Прежде всего занятия по логике. С первого курса я посещал практические занятия по логике профессора А. И. Введенского, которые он по иронии судьбы вел в помещении бывших Женских Бестужевских курсов. «По иронии судьбы» – ибо женщин он открыто не признавал способными к логике. В те годы, когда логика входила в число обязательных предметов, он ставил студенткам «зачет», подчеркнуто не спрашивая их, изредка отпуская только иронические замечания по поводу женского ума. Но занятия свои он вел артистически, и студентки, хотя и в малом числе, на них присутствовали. Когда лекции и занятия А. И. Введенского прекратились, один из наших «взрослых» студентов, помню – из числа участников Гражданской войны, организовал группу по занятию логикой на квартире у профессора С. И. Поварнина, автора известного учебника логики. Мы ходили к нему и читали в русском переводе «Логические исследования» Гуссерля, изредка для лучшего понимания текста обращаясь к немецкому оригиналу. Поварнин неоднократно повторял нам: языки надо знать хотя бы немного, хотя бы постоянно прибегая к словарю, ибо переводчикам научных и технических книг доверять нельзя. И это мы ощущали.

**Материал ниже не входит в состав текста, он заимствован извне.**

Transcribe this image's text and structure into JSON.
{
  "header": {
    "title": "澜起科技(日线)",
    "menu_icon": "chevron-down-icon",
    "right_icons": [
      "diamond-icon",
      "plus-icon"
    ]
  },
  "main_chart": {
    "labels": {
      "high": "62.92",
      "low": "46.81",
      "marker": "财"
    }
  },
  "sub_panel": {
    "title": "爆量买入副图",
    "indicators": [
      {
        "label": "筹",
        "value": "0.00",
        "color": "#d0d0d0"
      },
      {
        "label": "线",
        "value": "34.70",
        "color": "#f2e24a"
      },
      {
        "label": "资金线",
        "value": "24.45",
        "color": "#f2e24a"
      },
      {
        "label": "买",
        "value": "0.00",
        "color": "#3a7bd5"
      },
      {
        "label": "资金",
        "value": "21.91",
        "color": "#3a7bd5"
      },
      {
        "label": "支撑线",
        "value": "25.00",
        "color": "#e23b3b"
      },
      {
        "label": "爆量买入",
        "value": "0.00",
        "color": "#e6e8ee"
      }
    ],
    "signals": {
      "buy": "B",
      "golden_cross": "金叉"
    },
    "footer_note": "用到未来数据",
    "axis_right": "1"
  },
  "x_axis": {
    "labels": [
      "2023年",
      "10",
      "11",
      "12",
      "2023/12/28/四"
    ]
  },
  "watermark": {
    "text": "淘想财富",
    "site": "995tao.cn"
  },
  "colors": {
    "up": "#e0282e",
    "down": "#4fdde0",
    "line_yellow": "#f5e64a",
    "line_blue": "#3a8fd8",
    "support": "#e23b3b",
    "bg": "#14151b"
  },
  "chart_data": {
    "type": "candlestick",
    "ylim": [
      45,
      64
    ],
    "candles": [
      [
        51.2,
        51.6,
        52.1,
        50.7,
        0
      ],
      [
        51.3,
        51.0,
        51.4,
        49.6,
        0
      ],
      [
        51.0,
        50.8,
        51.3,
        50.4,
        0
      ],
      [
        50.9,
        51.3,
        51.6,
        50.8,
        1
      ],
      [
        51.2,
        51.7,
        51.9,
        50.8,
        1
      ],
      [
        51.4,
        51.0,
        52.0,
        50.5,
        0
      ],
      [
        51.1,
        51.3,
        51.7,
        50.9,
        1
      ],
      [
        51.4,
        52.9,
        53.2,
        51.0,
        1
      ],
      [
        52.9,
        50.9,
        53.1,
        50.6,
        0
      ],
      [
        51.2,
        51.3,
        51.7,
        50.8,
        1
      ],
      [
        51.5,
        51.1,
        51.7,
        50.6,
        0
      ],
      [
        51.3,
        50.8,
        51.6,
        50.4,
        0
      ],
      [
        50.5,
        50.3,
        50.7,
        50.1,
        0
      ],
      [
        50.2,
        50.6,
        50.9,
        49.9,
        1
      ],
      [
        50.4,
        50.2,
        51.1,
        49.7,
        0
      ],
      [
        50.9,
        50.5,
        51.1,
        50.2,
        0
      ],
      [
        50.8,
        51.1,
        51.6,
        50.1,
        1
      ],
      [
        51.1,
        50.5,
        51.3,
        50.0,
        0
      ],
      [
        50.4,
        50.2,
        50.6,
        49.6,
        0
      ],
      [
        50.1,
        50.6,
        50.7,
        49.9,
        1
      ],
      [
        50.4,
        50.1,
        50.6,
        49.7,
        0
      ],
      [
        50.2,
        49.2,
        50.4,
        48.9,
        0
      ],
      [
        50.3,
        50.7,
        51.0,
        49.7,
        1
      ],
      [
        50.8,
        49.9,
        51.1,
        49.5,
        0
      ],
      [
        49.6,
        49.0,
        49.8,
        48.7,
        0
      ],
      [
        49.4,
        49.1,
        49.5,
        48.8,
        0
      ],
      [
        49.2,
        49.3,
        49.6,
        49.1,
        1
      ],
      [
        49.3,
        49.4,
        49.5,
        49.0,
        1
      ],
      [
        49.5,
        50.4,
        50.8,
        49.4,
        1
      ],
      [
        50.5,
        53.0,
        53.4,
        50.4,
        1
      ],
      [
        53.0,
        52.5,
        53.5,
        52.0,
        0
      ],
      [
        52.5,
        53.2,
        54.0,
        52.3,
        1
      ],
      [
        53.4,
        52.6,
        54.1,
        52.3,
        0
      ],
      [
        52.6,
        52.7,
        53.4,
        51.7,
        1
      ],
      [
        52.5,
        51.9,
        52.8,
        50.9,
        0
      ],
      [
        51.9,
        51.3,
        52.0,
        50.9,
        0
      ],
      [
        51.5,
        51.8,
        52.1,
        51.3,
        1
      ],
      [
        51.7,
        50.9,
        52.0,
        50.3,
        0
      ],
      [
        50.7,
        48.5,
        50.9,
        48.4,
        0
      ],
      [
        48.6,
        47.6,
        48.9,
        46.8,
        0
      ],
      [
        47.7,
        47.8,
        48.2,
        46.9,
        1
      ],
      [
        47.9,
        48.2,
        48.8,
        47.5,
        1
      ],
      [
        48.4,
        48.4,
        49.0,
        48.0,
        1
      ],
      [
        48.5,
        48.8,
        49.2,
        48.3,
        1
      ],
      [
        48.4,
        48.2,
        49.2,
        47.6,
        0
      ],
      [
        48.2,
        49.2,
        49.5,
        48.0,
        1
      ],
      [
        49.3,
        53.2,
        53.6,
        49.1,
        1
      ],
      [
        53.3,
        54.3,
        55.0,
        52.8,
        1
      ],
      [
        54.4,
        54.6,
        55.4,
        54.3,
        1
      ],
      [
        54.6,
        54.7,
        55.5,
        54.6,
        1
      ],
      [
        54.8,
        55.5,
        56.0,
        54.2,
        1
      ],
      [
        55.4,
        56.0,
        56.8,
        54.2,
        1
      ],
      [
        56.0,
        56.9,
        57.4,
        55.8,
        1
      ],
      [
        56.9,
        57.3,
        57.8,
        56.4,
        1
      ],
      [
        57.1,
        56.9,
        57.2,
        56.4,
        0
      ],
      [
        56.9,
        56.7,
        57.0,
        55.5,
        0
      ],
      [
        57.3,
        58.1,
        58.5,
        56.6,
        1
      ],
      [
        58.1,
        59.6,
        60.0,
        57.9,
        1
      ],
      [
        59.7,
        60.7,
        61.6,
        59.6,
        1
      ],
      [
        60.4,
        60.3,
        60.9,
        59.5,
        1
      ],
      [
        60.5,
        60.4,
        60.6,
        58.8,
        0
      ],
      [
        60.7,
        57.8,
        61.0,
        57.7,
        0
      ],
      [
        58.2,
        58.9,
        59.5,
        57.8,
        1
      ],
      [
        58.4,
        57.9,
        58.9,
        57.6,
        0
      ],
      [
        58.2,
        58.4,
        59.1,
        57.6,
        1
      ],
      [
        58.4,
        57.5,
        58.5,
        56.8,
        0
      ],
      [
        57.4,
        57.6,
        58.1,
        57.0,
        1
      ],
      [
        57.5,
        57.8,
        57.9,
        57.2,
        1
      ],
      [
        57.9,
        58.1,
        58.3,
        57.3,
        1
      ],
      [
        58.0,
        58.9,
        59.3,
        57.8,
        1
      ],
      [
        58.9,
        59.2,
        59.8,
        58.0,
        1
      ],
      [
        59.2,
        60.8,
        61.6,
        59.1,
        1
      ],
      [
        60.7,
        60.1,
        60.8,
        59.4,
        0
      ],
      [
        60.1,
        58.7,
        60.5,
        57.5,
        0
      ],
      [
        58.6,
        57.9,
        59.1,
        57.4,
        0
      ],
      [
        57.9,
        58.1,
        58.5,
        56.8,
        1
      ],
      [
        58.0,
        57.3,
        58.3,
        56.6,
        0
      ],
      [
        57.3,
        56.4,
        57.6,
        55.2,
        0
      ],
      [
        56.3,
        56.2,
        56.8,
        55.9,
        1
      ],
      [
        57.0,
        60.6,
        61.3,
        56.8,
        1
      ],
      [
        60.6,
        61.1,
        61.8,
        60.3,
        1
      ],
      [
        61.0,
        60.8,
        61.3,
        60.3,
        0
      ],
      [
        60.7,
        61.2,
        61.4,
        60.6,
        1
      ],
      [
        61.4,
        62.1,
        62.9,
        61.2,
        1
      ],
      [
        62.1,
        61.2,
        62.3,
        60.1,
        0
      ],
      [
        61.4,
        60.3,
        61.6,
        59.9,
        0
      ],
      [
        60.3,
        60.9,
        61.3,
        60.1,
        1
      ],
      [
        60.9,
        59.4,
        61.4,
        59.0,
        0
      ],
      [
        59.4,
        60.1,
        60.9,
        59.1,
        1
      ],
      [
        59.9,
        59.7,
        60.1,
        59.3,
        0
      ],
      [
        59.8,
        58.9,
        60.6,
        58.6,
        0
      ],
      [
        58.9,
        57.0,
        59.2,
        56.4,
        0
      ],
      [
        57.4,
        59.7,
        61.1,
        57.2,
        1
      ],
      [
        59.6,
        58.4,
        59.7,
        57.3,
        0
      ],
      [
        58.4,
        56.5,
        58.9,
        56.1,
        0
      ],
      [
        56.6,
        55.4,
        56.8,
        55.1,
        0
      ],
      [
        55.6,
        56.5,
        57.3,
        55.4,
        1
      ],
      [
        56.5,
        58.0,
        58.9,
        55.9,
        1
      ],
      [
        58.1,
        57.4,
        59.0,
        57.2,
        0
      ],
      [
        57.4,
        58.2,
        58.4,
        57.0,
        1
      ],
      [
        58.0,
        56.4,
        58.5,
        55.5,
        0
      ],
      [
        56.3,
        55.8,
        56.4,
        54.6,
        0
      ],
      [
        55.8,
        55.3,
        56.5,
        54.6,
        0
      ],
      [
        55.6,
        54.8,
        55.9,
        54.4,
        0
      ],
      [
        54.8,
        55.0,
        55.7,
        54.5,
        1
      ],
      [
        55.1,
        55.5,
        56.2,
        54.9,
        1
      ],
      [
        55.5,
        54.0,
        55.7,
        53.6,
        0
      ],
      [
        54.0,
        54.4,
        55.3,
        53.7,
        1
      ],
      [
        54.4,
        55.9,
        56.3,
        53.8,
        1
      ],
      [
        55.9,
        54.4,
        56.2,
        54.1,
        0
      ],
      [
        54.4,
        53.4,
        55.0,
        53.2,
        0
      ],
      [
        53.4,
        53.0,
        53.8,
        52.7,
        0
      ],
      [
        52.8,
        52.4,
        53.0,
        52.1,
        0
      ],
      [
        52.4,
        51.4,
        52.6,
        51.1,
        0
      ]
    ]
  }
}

Настоящей школой понимания поэзии были занятия в семинарии по английской поэзии начала XIX века у В. М. Жирмунского. Мы читали с ним отдельные стихотворения Шелли, Китса, Вордсворта, Кольриджа, Байрона, анализируя их стиль и содержание. В. М. Жирмунский обрушивал на нас всю свою огромную эрудицию, привлекал словари и сочинения современников, толковал поэзию всесторонне – и с биографической, и с историко-литературной, и с философской стороны. Он нисколько не снисходил к нашим плохим знаниям того, другого и третьего, к слабому знанию языка, символики, да и просто английской географии. Он считал нас взрослыми и обращался с нами как с учеными коллегами. Недаром он называл нас «коллеги», церемонно здороваясь с нами в университетском коридоре. Это подтягивало. Нечто подобное мы ощущали и на семинарских занятиях по Шекспиру у Владимира Карловича Мюллера, на занятиях старофранцузскими текстами у Александра Александровича Смирнова, среднеанглийской поэзией у Семена Карловича Боянуса.
Но истинной вершиной метода медленного чтения был пушкинский семинар у Л. В. Щербы, на котором мы за год успевали прочесть всего несколько строк или строф. Могу сказать, что в университете я в основном учился «медленному чтению», углубленному филологическому пониманию текста. Иному – занятиям в рукописных отделениях и библиотеках – учил нас милый В. Е. Евгеньев-Максимов. Дав нам рекомендацию в архив, он как бы невзначай приходил туда же и проверял – как мы работаем, все ли у нас благополучно. А однажды он возил меня с собой и к коллекционеру Кортавову в Новую Деревню, надеясь добыть у него кое-какие материалы по Некрасову. Он пробуждал в нас инициативу поисков, учил нас не «бояться архивов». Боязнь архивов В. Е. считал своего рода детской болезнью начинающего ученого, от которой он должен избавиться как можно быстрее.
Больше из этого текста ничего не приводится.